La literatura de ciencia ficción, esa rama que probablemente sea la que más le ha dado a la humanidad en términos de desarrollo futurista, no ha sido ajena a estas tribulaciones. (Cómo olvidar, por ejemplo, El Inmortal de Borges, Methuselah’s children de Heinlein, The big time de Leiberg, o This immortal de Zelazni.) Y de ahí el paso a la cinematografía es corto, sobretodo con el desarrollo tecnológico que ha hecho posible la creación de mundos visualmente impresionantes, quizá sacrificando un tanto la narrativa y privilegiando los fuegos de artificio, pero contribuyendo de alguna forma a esa masificación de los futuros posibles.

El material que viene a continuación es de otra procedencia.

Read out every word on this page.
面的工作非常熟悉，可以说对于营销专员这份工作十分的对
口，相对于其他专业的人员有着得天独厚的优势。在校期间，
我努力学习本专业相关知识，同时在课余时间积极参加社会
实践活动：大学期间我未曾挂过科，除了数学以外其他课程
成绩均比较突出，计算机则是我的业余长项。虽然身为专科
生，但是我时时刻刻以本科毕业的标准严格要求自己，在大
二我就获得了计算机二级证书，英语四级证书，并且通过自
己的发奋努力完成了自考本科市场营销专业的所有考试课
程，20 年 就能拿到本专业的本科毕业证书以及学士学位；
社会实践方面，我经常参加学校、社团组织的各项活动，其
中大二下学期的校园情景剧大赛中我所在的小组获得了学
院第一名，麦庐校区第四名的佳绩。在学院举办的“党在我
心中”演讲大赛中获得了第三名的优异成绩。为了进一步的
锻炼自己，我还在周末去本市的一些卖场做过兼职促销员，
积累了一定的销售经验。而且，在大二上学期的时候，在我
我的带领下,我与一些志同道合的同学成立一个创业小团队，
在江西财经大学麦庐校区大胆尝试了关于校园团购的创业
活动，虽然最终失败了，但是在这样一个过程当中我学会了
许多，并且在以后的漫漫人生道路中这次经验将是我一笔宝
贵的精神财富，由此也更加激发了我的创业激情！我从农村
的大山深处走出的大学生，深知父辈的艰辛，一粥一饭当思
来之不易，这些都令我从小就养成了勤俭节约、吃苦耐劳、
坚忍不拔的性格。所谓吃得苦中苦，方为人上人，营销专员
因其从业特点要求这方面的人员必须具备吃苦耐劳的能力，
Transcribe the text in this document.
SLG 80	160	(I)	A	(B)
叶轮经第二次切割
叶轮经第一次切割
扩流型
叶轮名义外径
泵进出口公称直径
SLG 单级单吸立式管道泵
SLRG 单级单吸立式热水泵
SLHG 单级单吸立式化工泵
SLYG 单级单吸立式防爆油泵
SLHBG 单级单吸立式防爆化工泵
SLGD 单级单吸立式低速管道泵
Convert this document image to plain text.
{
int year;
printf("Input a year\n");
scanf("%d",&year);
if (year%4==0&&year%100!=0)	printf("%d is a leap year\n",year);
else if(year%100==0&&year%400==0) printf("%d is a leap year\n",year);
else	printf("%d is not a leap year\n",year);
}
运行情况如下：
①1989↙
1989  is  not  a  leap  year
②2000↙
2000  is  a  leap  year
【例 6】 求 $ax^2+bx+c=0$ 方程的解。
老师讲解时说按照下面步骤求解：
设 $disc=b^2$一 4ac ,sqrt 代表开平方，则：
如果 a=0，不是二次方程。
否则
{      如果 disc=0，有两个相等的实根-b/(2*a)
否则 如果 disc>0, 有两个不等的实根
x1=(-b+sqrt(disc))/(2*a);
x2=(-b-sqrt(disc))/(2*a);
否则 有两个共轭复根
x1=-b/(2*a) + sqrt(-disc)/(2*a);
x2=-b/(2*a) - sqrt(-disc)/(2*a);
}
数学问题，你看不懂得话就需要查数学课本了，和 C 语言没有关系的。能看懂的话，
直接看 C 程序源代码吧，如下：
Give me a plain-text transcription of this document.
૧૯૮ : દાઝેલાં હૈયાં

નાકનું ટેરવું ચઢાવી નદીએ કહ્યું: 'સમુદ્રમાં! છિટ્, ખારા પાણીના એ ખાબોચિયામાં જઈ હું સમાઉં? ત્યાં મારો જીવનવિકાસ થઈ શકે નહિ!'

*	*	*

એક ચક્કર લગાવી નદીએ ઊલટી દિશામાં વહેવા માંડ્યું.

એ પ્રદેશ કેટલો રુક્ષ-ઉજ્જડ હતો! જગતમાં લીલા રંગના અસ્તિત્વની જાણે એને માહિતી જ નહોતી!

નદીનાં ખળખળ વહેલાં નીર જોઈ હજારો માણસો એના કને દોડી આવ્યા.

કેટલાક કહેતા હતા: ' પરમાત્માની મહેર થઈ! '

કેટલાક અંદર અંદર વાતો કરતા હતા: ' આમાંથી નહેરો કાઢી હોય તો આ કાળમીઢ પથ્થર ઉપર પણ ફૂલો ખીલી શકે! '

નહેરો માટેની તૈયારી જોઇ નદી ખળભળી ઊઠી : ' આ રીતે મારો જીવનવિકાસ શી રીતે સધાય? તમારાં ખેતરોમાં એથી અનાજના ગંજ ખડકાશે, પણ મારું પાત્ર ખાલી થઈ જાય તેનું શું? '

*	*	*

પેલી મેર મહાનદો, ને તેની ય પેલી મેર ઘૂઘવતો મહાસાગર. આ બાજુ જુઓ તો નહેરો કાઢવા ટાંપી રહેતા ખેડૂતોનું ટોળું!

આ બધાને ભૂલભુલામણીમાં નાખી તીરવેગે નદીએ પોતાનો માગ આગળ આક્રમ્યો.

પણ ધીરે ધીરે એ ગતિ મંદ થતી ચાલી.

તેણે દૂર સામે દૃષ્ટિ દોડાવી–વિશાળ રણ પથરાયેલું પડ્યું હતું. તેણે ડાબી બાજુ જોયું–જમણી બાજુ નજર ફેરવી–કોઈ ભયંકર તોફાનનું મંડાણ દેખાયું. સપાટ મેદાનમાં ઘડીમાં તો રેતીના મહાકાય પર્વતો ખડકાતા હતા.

El gran asunto acá es que, por muy descabellado que suene se lea o se vea, los avances en la tecnología han hecho que mucho de lo que se consideraba tradicionalmente como ficción sea ahora posible: sí, la inmortalidad incluida. El cambio tecnológico, a diferencia de desarrollos en otros campos, avanza a un ritmo exponencial, lo que ha hecho que los especialistas asuman que la evolución de la inteligencia artificial (IA), cuasi omnipresente en nuestros días en un nivel muy primitivo (IA capaz de realizar tareas simples más eficientemente que un humano: jugar ajedrez o encontrar la mejor ruta para llegar a algún lado),  evolucione a un nivel más sofisticado en unos cuantos años y alcance el potencial crudo de computación de un cerebro humano y sea capaz de hacer todo lo que hace un humano de forma mucho más rápida y eficiente. De ahí el paso a la superinteligencia, la evolución de la IA que puede superar no sólo el poder de conocimiento de un ser humano sino de todo el poder computacional humano combinado (si acaso eso fuera posible) y por mucho, es materia de un par de décadas. Los especialistas no debaten la factibilidad de que esto suceda, sino cuándo ocurrirá el nacimiento del dios binario, éste sí, capaz de incidir en todo momento y en cualquier lugar en la vida de los seres humanos. Evidentemente, esto hace más que pronosticable un cambio cualitativo sin parangón alguno en la historia. Para intentar dimensionar la magnitud de ese cambio: la superinteligencia vería a los humanos tan simples como nosotros vemos cualquier insecto.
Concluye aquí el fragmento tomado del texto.